Three cheers

30th April 2019 - Downend & Fishponds vs Clevedon

To be honest, it's felt like it was finals all the way down. First there was the perennially strong Horfield. Then there was the immense Bath during their juggernaught phase of the season. The expected final against the combined might of Clifton A (league champions) and B (who were possibly even stronger by the end) didn't come to pass as dark horses Clevedon managed to bankrupt the bookies and beat them to it. So it was a repeat of the final 5 years ago, which had to be settled on board count.

All Boards

John Stubbs performed a miracle by getting this shot of everyone at their board.

Board 1

Having worked wonders in the last round, Tyson took a more serene approach to the final. A modern opening, transposing into something not far from an exchange King's Indian Defence suggested that the excitement was not to be found on this board. Fortunately, no one was left waiting as the draw was agreed on move 12.

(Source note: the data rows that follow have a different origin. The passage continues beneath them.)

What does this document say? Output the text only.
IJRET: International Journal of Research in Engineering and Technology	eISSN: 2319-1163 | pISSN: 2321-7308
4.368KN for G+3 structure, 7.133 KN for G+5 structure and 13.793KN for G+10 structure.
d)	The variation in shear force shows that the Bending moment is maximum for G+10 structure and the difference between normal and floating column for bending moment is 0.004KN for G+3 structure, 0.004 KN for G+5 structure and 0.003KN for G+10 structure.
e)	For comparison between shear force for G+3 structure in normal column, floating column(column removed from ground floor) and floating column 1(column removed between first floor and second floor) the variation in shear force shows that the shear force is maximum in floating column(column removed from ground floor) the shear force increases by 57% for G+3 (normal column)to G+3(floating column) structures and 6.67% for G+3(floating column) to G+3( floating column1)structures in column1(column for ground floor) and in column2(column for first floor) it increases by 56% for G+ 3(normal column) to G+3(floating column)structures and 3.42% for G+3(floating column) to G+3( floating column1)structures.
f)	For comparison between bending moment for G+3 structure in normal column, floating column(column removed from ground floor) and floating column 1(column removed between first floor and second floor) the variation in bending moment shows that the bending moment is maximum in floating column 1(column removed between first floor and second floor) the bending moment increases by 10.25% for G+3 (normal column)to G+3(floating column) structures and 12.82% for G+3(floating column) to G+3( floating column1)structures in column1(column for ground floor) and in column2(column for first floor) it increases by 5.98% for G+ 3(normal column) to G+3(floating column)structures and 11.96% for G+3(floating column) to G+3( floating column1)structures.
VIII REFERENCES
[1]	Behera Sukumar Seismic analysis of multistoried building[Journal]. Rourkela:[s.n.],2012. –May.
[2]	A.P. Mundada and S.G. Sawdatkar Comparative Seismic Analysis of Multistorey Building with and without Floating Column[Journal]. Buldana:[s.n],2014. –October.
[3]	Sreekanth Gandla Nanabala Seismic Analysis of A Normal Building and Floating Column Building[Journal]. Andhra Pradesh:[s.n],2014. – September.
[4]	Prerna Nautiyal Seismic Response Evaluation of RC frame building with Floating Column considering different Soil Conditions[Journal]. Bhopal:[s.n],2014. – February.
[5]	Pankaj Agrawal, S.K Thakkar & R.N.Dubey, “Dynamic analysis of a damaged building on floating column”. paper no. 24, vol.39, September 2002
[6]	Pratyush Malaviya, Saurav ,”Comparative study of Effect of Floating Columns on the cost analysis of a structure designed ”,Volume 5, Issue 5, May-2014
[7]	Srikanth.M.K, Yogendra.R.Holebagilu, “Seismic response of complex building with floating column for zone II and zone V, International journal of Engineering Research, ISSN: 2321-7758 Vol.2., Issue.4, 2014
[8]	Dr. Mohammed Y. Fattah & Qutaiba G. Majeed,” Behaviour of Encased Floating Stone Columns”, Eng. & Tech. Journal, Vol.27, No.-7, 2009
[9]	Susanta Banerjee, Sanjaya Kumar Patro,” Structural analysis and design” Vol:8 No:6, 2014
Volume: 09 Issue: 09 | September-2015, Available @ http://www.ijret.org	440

Well there'll be no back rank mates, so I guess it's a draw?

Board 2

Steve's Scotch game took on the look of Dragon without a g7 bishop and while black appeared to be getting the quicker of the attacks in, the ambitious and wonderfully creative knight sacrifice didn't have the right sort of fiery breath to finish white off. After Steve defended for a few moves, white's material advantage settled the game.


But g7-bishop is the very definition of the Dragon. These reports have gone downhill.

Board 3

Lewis started strongly and was gaining an advantage in a Najdorf that looked like a dodgy Sveshnikov. The minor bits came off and while there was a white passed-pawn racing up the board, it looked good for black. Unfortunately for us the complications proved too much and the effort to win a rook came at the cost of giving away a back rank mate.


Tyson was right!

Board 4

Oscar's game was a messy affair with pawns being hurled across the board. An intermezzo that allowed a different capture meant that Matthew's queenside attack wasn't landing as quickly as Oscar's in the centre against the uncastled king.


This picture highlights how much of this game's "development" was actually just pawn pushes.

Board 5

Richard had the joy of facing Stuart and 1.b4, which although surely objectively unsound, never really seems to be in practice. After the position turned into stonewall-esque affair, white was unable to guard a lose a-pawn. After that, Richard exchanged into a good endgame which he converted in no time at all.


The key to defeating 1.b4 is obviously to target the hole on a3.

Board 6

Nigel played solid chess. It was the sort of chess you'd want to teach. Fortunately for the spectactors, Paul did not. White took all the space, repelled black's ideas, attacked a weak pawn and ended with a satisfying double check to win a piece.


"Oh what's he going to say about my chess now?"

Board 7

I offered a gambit pawn relatively early on with the idea of chucking everything at Chris' kingside. He instead, quite rudely, took two and refused to let me in, preferring his own, frankly, selfish attack. Just as I was about to throw in the towel, time pressure wobbles let me start checking with the queen but the white king found refuge around b6.


Contrary to this image, and what spectators may have thought, I was not asleep at the board.

Board 8

Oli maintained a persistent edge through the whole game and it felt like a matter of time before it would be converted. It was in the endgame when the play seemed to revolve around white picking up black's isolated queen pawn that Oli spotted the rook "sacrifice" to do just that. After that, Oli had only to fend off draw offers before claiming the final point.


And with that, Oli never played below board 3 again.

This may be our third knockout title in as many years, but let's hope that this is a sign of good things to come at The Cross Hands!


Steve "The Mercenary" Meek, left before Dave Tipper could corral us for a photo.